Her background in business and his culinary expertise were the groundwork necessary to start a store. They chose Los Gatos, she says, for its "artisan flavor" and dearth of French pastries, as well as its ability to support an expensive, high-end product. "I had wanted to be a chocolatier myself," she says, "but it's very difficult--an art form demanding lots of labor. I was so delighted to find someone to do the work," she says jokingly of her marriage and partnership with Pascal.
The labor comes with persnickety attention to details, such as the precise temperatures required for tempering (melting) the chocolate, or the proportions of sugar and chocolate liquor that denote bittersweet, semi-sweet, or sweet. Inattention to details can result in catastrophe--a sticky liquid mass that won't solidify, or turns white, or becomes too tough to bite into.

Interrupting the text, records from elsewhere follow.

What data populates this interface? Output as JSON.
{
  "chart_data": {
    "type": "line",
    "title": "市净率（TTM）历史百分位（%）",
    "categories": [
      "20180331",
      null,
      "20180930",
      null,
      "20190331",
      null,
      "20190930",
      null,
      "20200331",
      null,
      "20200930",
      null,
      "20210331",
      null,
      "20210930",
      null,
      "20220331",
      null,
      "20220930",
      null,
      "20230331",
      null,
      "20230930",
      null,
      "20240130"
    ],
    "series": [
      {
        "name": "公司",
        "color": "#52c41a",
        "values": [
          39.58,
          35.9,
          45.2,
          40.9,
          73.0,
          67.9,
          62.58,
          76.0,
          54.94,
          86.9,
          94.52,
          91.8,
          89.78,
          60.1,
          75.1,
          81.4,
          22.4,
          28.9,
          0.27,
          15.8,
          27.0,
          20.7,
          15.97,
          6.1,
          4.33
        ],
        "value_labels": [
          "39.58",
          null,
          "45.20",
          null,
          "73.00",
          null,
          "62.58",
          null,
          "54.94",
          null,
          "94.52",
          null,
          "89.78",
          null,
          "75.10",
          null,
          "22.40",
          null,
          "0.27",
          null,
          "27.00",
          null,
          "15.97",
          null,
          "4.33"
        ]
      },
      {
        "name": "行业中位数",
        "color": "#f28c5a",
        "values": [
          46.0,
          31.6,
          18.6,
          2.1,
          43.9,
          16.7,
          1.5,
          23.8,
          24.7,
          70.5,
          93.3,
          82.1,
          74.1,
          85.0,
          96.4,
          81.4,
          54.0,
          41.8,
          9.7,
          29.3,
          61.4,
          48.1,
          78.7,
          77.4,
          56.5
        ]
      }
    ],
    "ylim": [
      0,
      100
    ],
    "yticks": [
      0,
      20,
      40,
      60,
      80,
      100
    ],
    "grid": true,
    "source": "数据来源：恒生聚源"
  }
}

But when it's done correctly, the results can be akin to The Red and The Black, a cake created by Pascal and featured in Pastry Art and Design magazine, which honored the 10 top pastry chefs of America in 1998. The individual-serving cake is part three-layer sponge and chocolate raspberry mousse contained by walls of chocolate plaques.
For the smaller sweet-tooth, Fleur de Cocoa has inch-diameter chocolates for 95 cents, made from molds with designs revealing the flavors inside: tea leaves, coffee beans, walnuts and oranges. A pound of these handmade treats is $38.
Nicola and Pasqual plan to develop slowly, eventually opening a maximum of three stores. Pasqual also intends to start classes in Los Gatos similar to some he now conducts for Draeger's Market in Menlo Park and San Mateo.